De Re-integratieverordening
(vastgesteld op 27 mei 2004 en van kracht geworden op 9 juli 2004) regelt de
aanspraak op voorzieningen, de voorwaarden waaronder deze voorzieningen worden
aangeboden en geeft de verplichtingen weer die deelnemers aan voorzieningen
hebben. Bij het niet nakomen van deze verplichtingen wordt verwezen naar de
Maatregelenverordening.
Met de nota “Re-integratiemiddelen van niet-uitkeingsgerechtigden 2008-2011” van 27 januari jl. is het beleid rondom nuggers aangepast. Deze aanpassing zijn in de Re-integratieverordening verwerkt.
Met ingang van 1-1-2008 worden
aanvullende uitkeringen in het kader van de WWB aan Delftse burgers van 65 jaar
en ouder, die geen recht hebben op volledige uitkering krachtens de Algemene
Ouderdomswet (AOW) uitgevoerd door de Sociale Verzekeringsbank (SVB). De SVB
verstrekt AOW-uitkeringen. Het mandaat tot het volledig beslissen op alle
handelingen betreffende de WWB voor deze groep burgers wordt overgedragen aan
de SVB. Deze wijziging is in de maatregelenverordening verwerkt.
4. Wat
willen we bereiken? (Beoogd effect)
Met het vaststellen van de beide verordeningen wordt beoogd te voldoen aan de bovengenoemde wettelijke verplichting. Daarnaast willen we eerder vastgesteld beleid tot uiting laten komen in de verordeningen.
5. Wat gaan we
daarvoor doen? (Oplossingsrichtingen / kanttekeningen)

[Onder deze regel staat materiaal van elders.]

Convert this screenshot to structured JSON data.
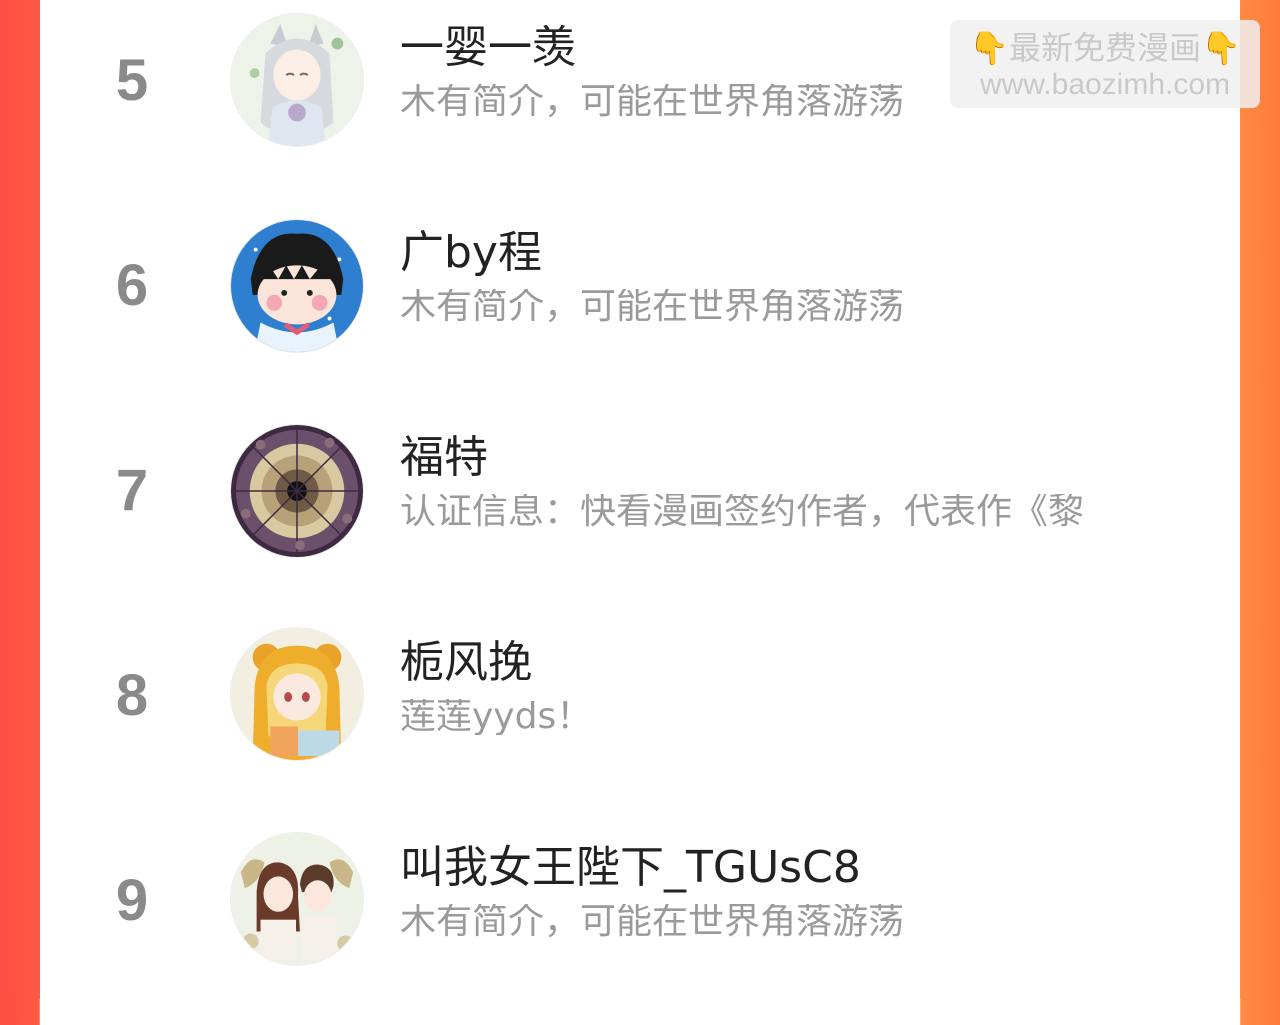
{
  "watermark": {
    "line1": "最新免费漫画",
    "line2": "www.baozimh.com",
    "hand_glyph": "👇"
  },
  "ranking": [
    {
      "rank": "5",
      "name": "一婴一羡",
      "desc": "木有简介，可能在世界角落游荡",
      "avatar": "anime-girl-gray-hair-avatar"
    },
    {
      "rank": "6",
      "name": "广by程",
      "desc": "木有简介，可能在世界角落游荡",
      "avatar": "cartoon-boy-blue-avatar"
    },
    {
      "rank": "7",
      "name": "福特",
      "desc": "认证信息：快看漫画签约作者，代表作《黎",
      "avatar": "vortex-mosaic-avatar"
    },
    {
      "rank": "8",
      "name": "栀风挽",
      "desc": "莲莲yyds！",
      "avatar": "bear-hood-girl-avatar"
    },
    {
      "rank": "9",
      "name": "叫我女王陛下_TGUsC8",
      "desc": "木有简介，可能在世界角落游荡",
      "avatar": "couple-illustration-avatar"
    }
  ],
  "colors": {
    "left_border": "#ff4d45",
    "right_border": "#ff8a45",
    "rank": "#8a8a8a",
    "name": "#222222",
    "desc": "#9a9a9a"
  }
}
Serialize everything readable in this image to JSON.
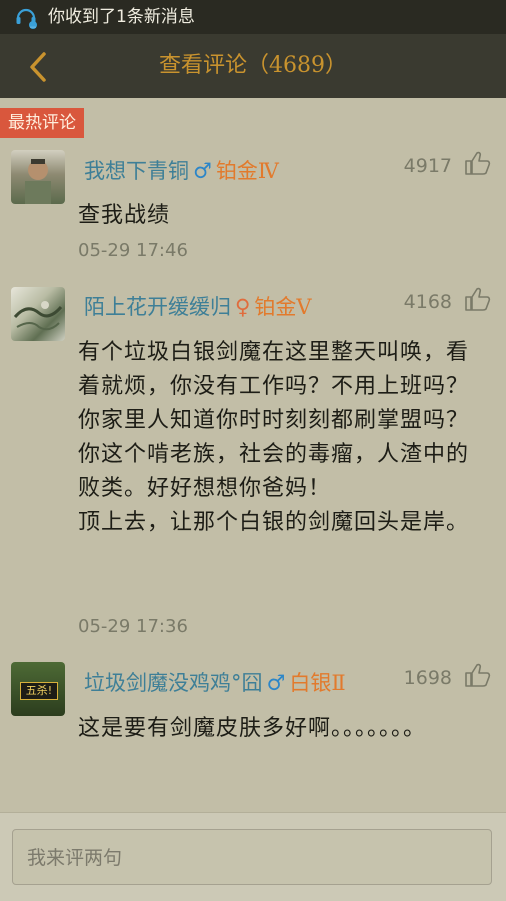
{
  "status": {
    "notification": "你收到了1条新消息"
  },
  "header": {
    "title": "查看评论（4689）"
  },
  "section": {
    "label": "最热评论"
  },
  "comments": [
    {
      "username": "我想下青铜",
      "gender": "♂",
      "rank": "铂金Ⅳ",
      "likes": "4917",
      "text": "查我战绩",
      "time": "05-29 17:46"
    },
    {
      "username": "陌上花开缓缓归",
      "gender": "♀",
      "rank": "铂金Ⅴ",
      "likes": "4168",
      "text": "有个垃圾白银剑魔在这里整天叫唤，看着就烦，你没有工作吗？不用上班吗？你家里人知道你时时刻刻都刷掌盟吗？你这个啃老族，社会的毒瘤，人渣中的败类。好好想想你爸妈！\n顶上去，让那个白银的剑魔回头是岸。",
      "time": "05-29 17:36"
    },
    {
      "username": "垃圾剑魔没鸡鸡°囧",
      "gender": "♂",
      "rank": "白银Ⅱ",
      "likes": "1698",
      "avatar_text": "五杀!",
      "text": "这是要有剑魔皮肤多好啊。。。。。。。",
      "time": ""
    }
  ],
  "composer": {
    "placeholder": "我来评两句"
  },
  "colors": {
    "accent": "#c9932e",
    "hot_label": "#d9573d",
    "username": "#3e7f97",
    "rank": "#e27a2c"
  },
  "icons": [
    "notification-bell-icon",
    "back-arrow-icon",
    "thumbs-up-icon",
    "male-icon",
    "female-icon"
  ]
}
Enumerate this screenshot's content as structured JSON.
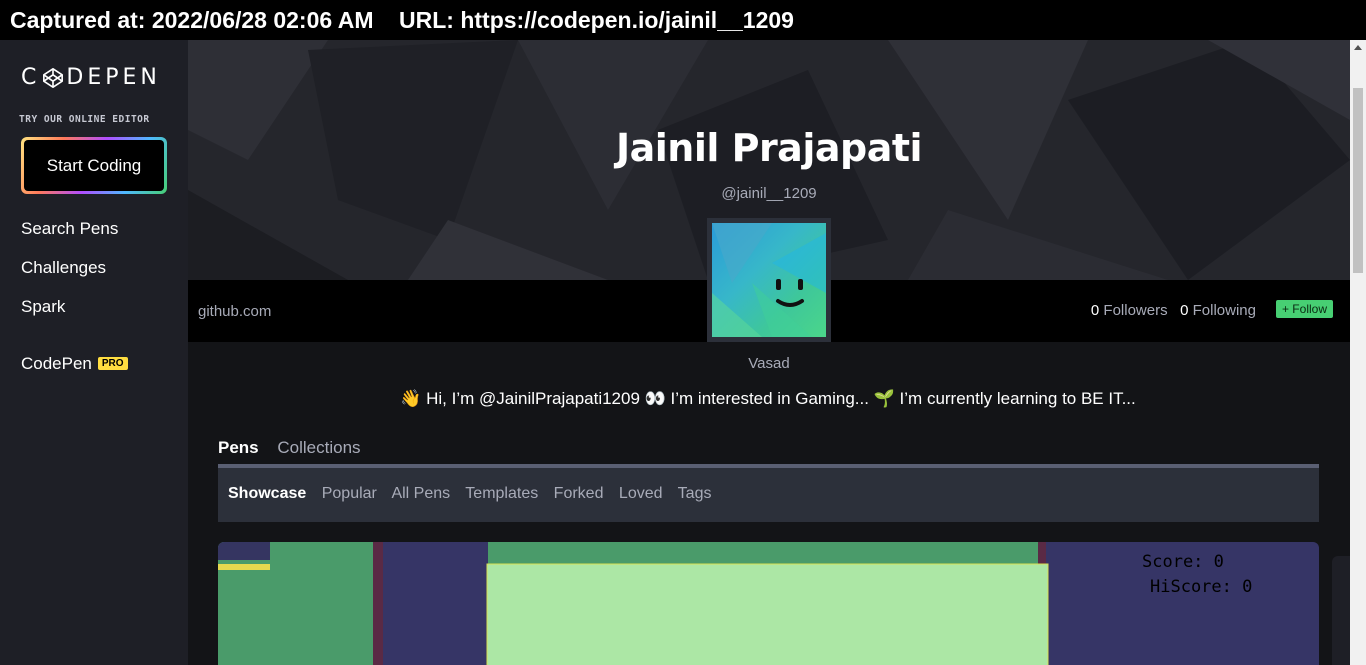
{
  "capture": {
    "text": "Captured at: 2022/06/28 02:06 AM    URL: https://codepen.io/jainil__1209"
  },
  "sidebar": {
    "logo_left": "C",
    "logo_right": "DEPEN",
    "try_label": "TRY OUR ONLINE EDITOR",
    "start_coding": "Start Coding",
    "nav": [
      {
        "label": "Search Pens"
      },
      {
        "label": "Challenges"
      },
      {
        "label": "Spark"
      }
    ],
    "codepen_label": "CodePen",
    "pro_badge": "PRO"
  },
  "profile": {
    "name": "Jainil Prajapati",
    "handle": "@jainil__1209",
    "website": "github.com",
    "followers_count": "0",
    "followers_label": "Followers",
    "following_count": "0",
    "following_label": "Following",
    "follow_button": "+ Follow",
    "location": "Vasad",
    "bio": "👋 Hi, I’m @JainilPrajapati1209 👀 I’m interested in Gaming... 🌱 I’m currently learning to BE IT..."
  },
  "tabs": [
    {
      "label": "Pens"
    },
    {
      "label": "Collections"
    }
  ],
  "subnav": [
    {
      "label": "Showcase"
    },
    {
      "label": "Popular"
    },
    {
      "label": "All Pens"
    },
    {
      "label": "Templates"
    },
    {
      "label": "Forked"
    },
    {
      "label": "Loved"
    },
    {
      "label": "Tags"
    }
  ],
  "preview": {
    "score": "Score: 0",
    "hiscore": "HiScore: 0"
  },
  "colors": {
    "accent_green": "#47cf73",
    "pro_yellow": "#ffdd40",
    "sidebar_bg": "#1e1f26",
    "page_bg": "#131417"
  }
}
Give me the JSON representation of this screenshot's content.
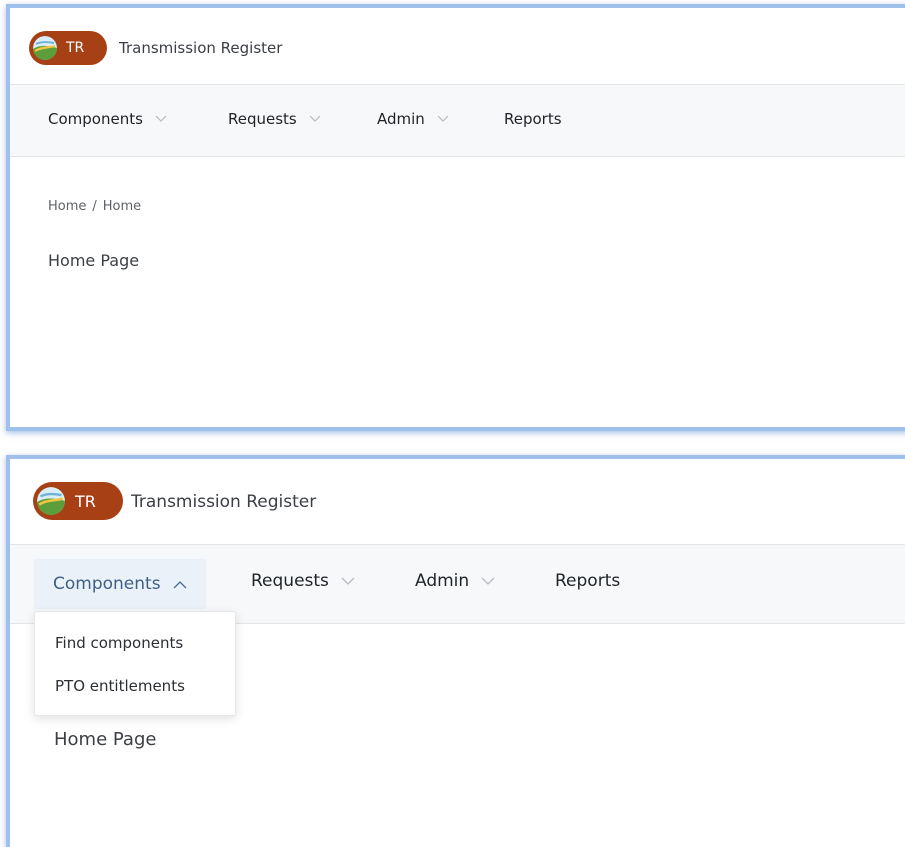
{
  "app": {
    "logo_text": "TR",
    "title": "Transmission Register"
  },
  "nav": {
    "items": [
      {
        "label": "Components",
        "has_dropdown": true
      },
      {
        "label": "Requests",
        "has_dropdown": true
      },
      {
        "label": "Admin",
        "has_dropdown": true
      },
      {
        "label": "Reports",
        "has_dropdown": false
      }
    ]
  },
  "breadcrumb": [
    "Home",
    "Home"
  ],
  "breadcrumb_separator": "/",
  "page_title": "Home Page",
  "components_menu": {
    "items": [
      "Find components",
      "PTO entitlements"
    ]
  },
  "colors": {
    "logo_pill": "#a84016",
    "nav_bar": "#f7f8f9",
    "active_nav_bg": "#eaf1f8",
    "active_nav_text": "#3f5f86",
    "frame_border": "#9fc0ea"
  },
  "icons": {
    "logo": "globe-logo-icon",
    "dropdown_closed": "chevron-down-icon",
    "dropdown_open": "chevron-up-icon"
  }
}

Om het beoogd effect te bereiken worden de beide verordeningen op een aantal punten aangepast:
Aanpassingen Maatregelenverordening
Recidive op recidive (artikel 10, zesde lid en artikel 11 en 12, beiden
het derde lid).
In de huidige verordening worden verschillende termijnen genoemd om te
bepalen of een bepaalde herhaalde verwijtbare gedraging moest worden gezien als
recidive. Dit leidt tot onduidelijkheid. In de nieuwe verordening wordt dit
verhelderd.
Het moment van effectueren van de maatregel: ‘lik op stuk’ (artikel 7,
eerste tot en met het derde lid).
In het geval van het opleggen van een maatregel in de vorm van een
korting op de uitkering wordt deze conform de huidige verordening opgelegd bij
de betaling van de maand volgend op de maand waarin de beschikking is
ontvangen. Om de maatregel sneller te kunnen opleggen (lik op stuk) is in de nieuwe verordening vastgelegd dat de
maatregel wordt uitgevoerd direct nadat belanghebbende van het besluit kennis
heeft kunnen nemen.
Aanpassing beleid in geval van een ongenoegzaam besef van
verantwoordelijk voor de kosten van bestaan (artikel 14, tweede lid).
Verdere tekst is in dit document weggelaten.